Alexandre s’inclina et nous pria de nous installer dans la salle attenante pendant qu’il allait prévenir son maître de notre visite. Il s’agissait d’une petite salle d’attente très cosy, dont les murs étaient couverts d’une tenture de velours rouge et illuminée à l’aide d’un large lustre électrique. Pour agrémenter encore plus ce luxe, une dizaine de toiles de maître étaient accrochées aux murs par-dessus les tentures, représentant des scènes héroïques de l’histoire draconienne, y compris la scène de l’ascension du premier empereur qui se trouvait sur mon insigne. De larges fauteuils rembourrés étaient installés autour d’une table basse sur laquelle reposaient deux corbeilles de fruits frais. Je m’installais dans l’un des fauteuils et attrapais une pomme au passage tandis que Céline admirait les peintures.

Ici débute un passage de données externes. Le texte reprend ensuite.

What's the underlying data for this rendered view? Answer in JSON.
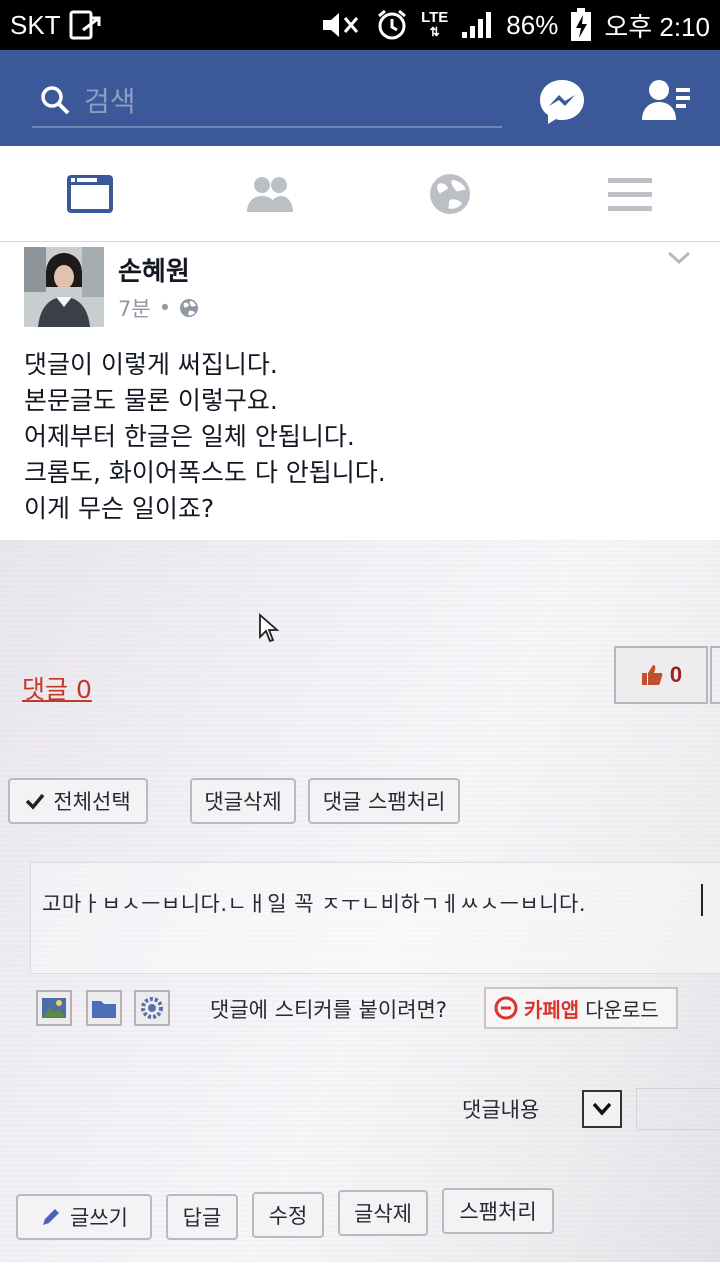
{
  "status_bar": {
    "carrier": "SKT",
    "network": "LTE",
    "battery": "86%",
    "time": "오후 2:10"
  },
  "search": {
    "placeholder": "검색"
  },
  "tabs": [
    {
      "name": "news-feed",
      "icon": "news-feed-icon",
      "active": true
    },
    {
      "name": "friends",
      "icon": "friends-icon",
      "active": false
    },
    {
      "name": "notifications",
      "icon": "globe-icon",
      "active": false
    },
    {
      "name": "menu",
      "icon": "menu-icon",
      "active": false
    }
  ],
  "post": {
    "author": "손혜원",
    "time": "7분",
    "separator": "•",
    "privacy_icon": "globe-icon",
    "text": "댓글이 이렇게 써집니다.\n본문글도 물론 이렇구요.\n어제부터 한글은 일체 안됩니다.\n크롬도, 화이어폭스도 다 안됩니다.\n이게 무슨 일이죠?"
  },
  "photo": {
    "comment_link": "댓글 0",
    "like_count": "0",
    "select_all": "전체선택",
    "delete_comment": "댓글삭제",
    "spam_comment": "댓글 스팸처리",
    "typed_text": "고마ㅏㅂㅅㅡㅂ니다.ㄴㅐ일 꼭 ㅈㅜㄴ비하ㄱㅔㅆㅅㅡㅂ니다.",
    "sticker_prompt": "댓글에 스티커를 붙이려면?",
    "cafe_app": "카페앱",
    "download": "다운로드",
    "comment_content": "댓글내용",
    "write": "글쓰기",
    "reply": "답글",
    "edit": "수정",
    "delete_post": "글삭제",
    "spam": "스팸처리"
  },
  "colors": {
    "brand": "#3b5998",
    "link_red": "#c0392b"
  }
}
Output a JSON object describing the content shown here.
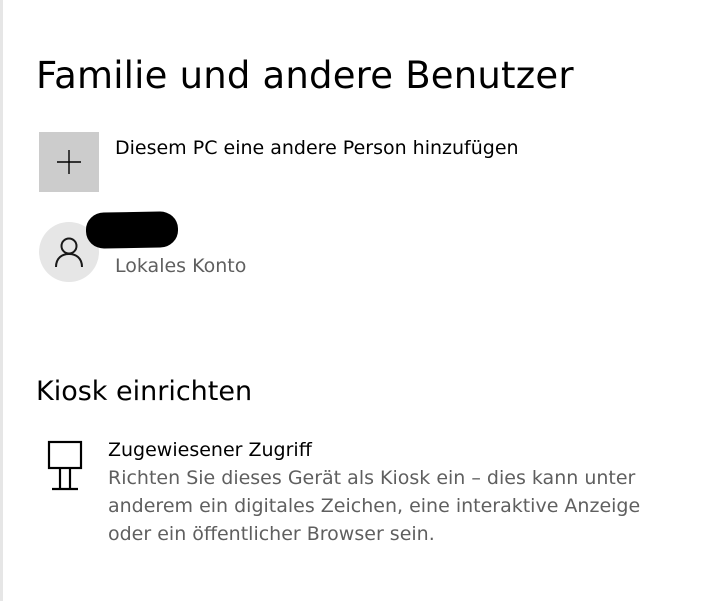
{
  "page": {
    "title": "Familie und andere Benutzer"
  },
  "add_person": {
    "label": "Diesem PC eine andere Person hinzufügen",
    "icon": "plus-icon"
  },
  "user": {
    "name": "",
    "type": "Lokales Konto",
    "icon": "person-icon"
  },
  "kiosk_section": {
    "title": "Kiosk einrichten",
    "item": {
      "title": "Zugewiesener Zugriff",
      "description": "Richten Sie dieses Gerät als Kiosk ein – dies kann unter anderem ein digitales Zeichen, eine interaktive Anzeige oder ein öffentlicher Browser sein.",
      "icon": "kiosk-icon"
    }
  },
  "colors": {
    "background": "#ffffff",
    "tile": "#cccccc",
    "avatar": "#e6e6e6",
    "secondary_text": "#5f5f5f"
  }
}
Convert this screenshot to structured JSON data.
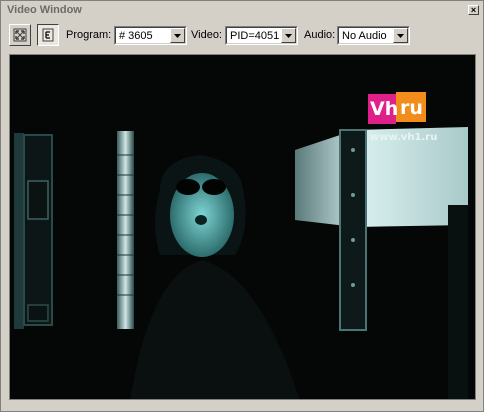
{
  "window": {
    "title": "Video Window",
    "close_symbol": "×"
  },
  "toolbar": {
    "program_label": "Program:",
    "program_value": "# 3605",
    "video_label": "Video:",
    "video_value": "PID=4051",
    "audio_label": "Audio:",
    "audio_value": "No Audio"
  },
  "video": {
    "logo_text_left": "Vh",
    "logo_text_right": "ru",
    "logo_url": "www.vh1.ru",
    "logo_colors": {
      "pink": "#e0208a",
      "orange": "#f28c1a"
    }
  },
  "icons": [
    "fullscreen-icon",
    "e-mode-icon",
    "dropdown-arrow-icon",
    "close-icon"
  ]
}
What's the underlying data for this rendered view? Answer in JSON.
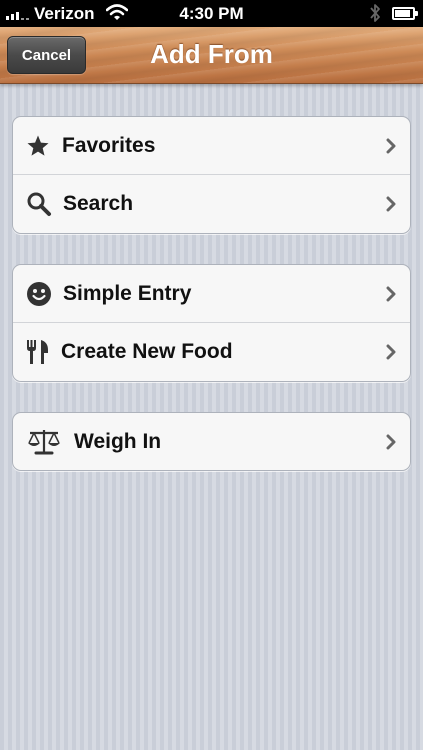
{
  "status_bar": {
    "carrier": "Verizon",
    "time": "4:30 PM",
    "icons": [
      "signal-icon",
      "wifi-icon",
      "bluetooth-icon",
      "battery-icon"
    ]
  },
  "nav_bar": {
    "cancel_label": "Cancel",
    "title": "Add From"
  },
  "groups": [
    {
      "items": [
        {
          "label": "Favorites",
          "icon": "star-icon"
        },
        {
          "label": "Search",
          "icon": "magnifier-icon"
        }
      ]
    },
    {
      "items": [
        {
          "label": "Simple Entry",
          "icon": "smiley-icon"
        },
        {
          "label": "Create New Food",
          "icon": "fork-knife-icon"
        }
      ]
    },
    {
      "items": [
        {
          "label": "Weigh In",
          "icon": "scale-icon"
        }
      ]
    }
  ],
  "colors": {
    "status_bar": "#000000",
    "nav_wood": "#cf8c58",
    "cancel_button": "#4a4a4a",
    "background_stripes": "#d4d8e0",
    "cell_background": "#f7f7f7",
    "label_text": "#111111",
    "chevron": "#666666"
  }
}
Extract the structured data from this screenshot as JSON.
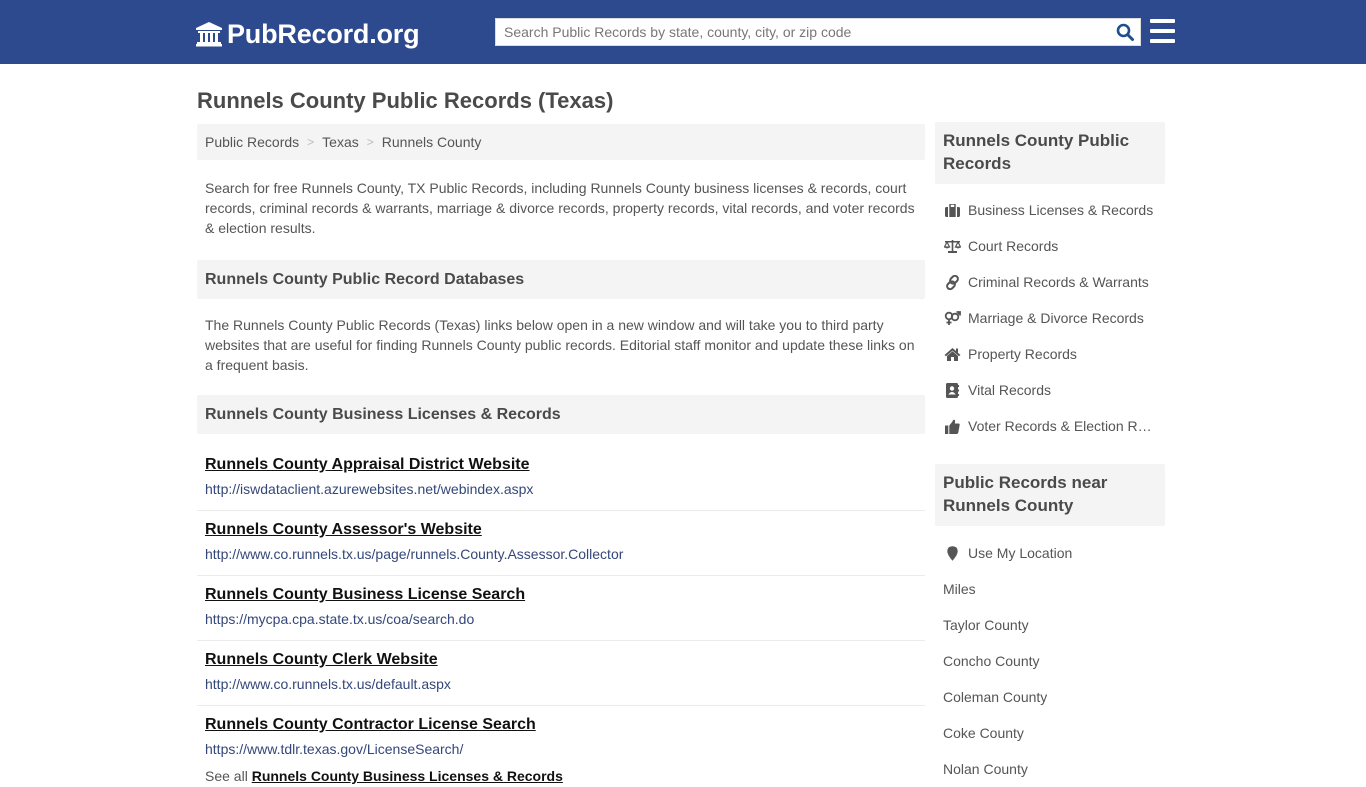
{
  "header": {
    "logo_text": "PubRecord.org",
    "search_placeholder": "Search Public Records by state, county, city, or zip code",
    "colors": {
      "brand": "#2e4a8e",
      "search_icon": "#1f4e8c"
    }
  },
  "page_title": "Runnels County Public Records (Texas)",
  "breadcrumb": [
    {
      "label": "Public Records"
    },
    {
      "label": "Texas"
    },
    {
      "label": "Runnels County"
    }
  ],
  "breadcrumb_separator": ">",
  "intro": "Search for free Runnels County, TX Public Records, including Runnels County business licenses & records, court records, criminal records & warrants, marriage & divorce records, property records, vital records, and voter records & election results.",
  "databases": {
    "heading": "Runnels County Public Record Databases",
    "description": "The Runnels County Public Records (Texas) links below open in a new window and will take you to third party websites that are useful for finding Runnels County public records. Editorial staff monitor and update these links on a frequent basis."
  },
  "business_section": {
    "heading": "Runnels County Business Licenses & Records",
    "links": [
      {
        "title": "Runnels County Appraisal District Website",
        "url": "http://iswdataclient.azurewebsites.net/webindex.aspx"
      },
      {
        "title": "Runnels County Assessor's Website",
        "url": "http://www.co.runnels.tx.us/page/runnels.County.Assessor.Collector"
      },
      {
        "title": "Runnels County Business License Search",
        "url": "https://mycpa.cpa.state.tx.us/coa/search.do"
      },
      {
        "title": "Runnels County Clerk Website",
        "url": "http://www.co.runnels.tx.us/default.aspx"
      },
      {
        "title": "Runnels County Contractor License Search",
        "url": "https://www.tdlr.texas.gov/LicenseSearch/"
      }
    ],
    "see_all_prefix": "See all",
    "see_all_link": "Runnels County Business Licenses & Records"
  },
  "sidebar": {
    "records": {
      "heading": "Runnels County Public Records",
      "items": [
        {
          "icon": "briefcase-icon",
          "label": "Business Licenses & Records"
        },
        {
          "icon": "balance-scale-icon",
          "label": "Court Records"
        },
        {
          "icon": "link-icon",
          "label": "Criminal Records & Warrants"
        },
        {
          "icon": "venus-mars-icon",
          "label": "Marriage & Divorce Records"
        },
        {
          "icon": "home-icon",
          "label": "Property Records"
        },
        {
          "icon": "address-book-icon",
          "label": "Vital Records"
        },
        {
          "icon": "thumbs-up-icon",
          "label": "Voter Records & Election Results"
        }
      ]
    },
    "nearby": {
      "heading": "Public Records near Runnels County",
      "location_label": "Use My Location",
      "miles_label": "Miles",
      "counties": [
        "Taylor County",
        "Concho County",
        "Coleman County",
        "Coke County",
        "Nolan County"
      ]
    }
  }
}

Nous n’eûmes pas à attendre longtemps avant qu’une porte habilement camouflée dans le mur opposé à la porte par la-quelle nous étions entrés ne s’ouvre et ne laisse la place à un homme quarantenaire très élégamment vêtu. Il ouvrit les bras en signe de bienvenue.
– Messire dragon, c’est toujours un honneur de recevoir les vôtres dans mon manoir. Je suis Aldus Kaczka, régent de l’Angleterre orientale. Si vous voulez bien me suivre, nous serons plus à l’aise pour discuter dans mon bureau, et puis je ne voudrais pas me montrer impoli avec Monsieur le Commissaire en le laissant patienter seul. A moins bien sûr que les nouvelles que vous avez à m’annoncer ne soient confidentielles ?
– Kaczka, comme le seigneur Kaczka? Demandais-je en manquant de m’étouffer avec ma pomme. L’impolitesse de ma question me valut un regard noir de la part de ma compagne.
– En effet, me répondit poliment l’intéressé, le seigneur de Bretagne est mon cousin, bien que nous ne soyons pas très proches, je le crains.
– Excusez ma curiosité, Monsieur. Nous pouvons rejoindre votre invité, il n’y a rien dans ce que j’ai à vous dire qu’il ne puisse entendre.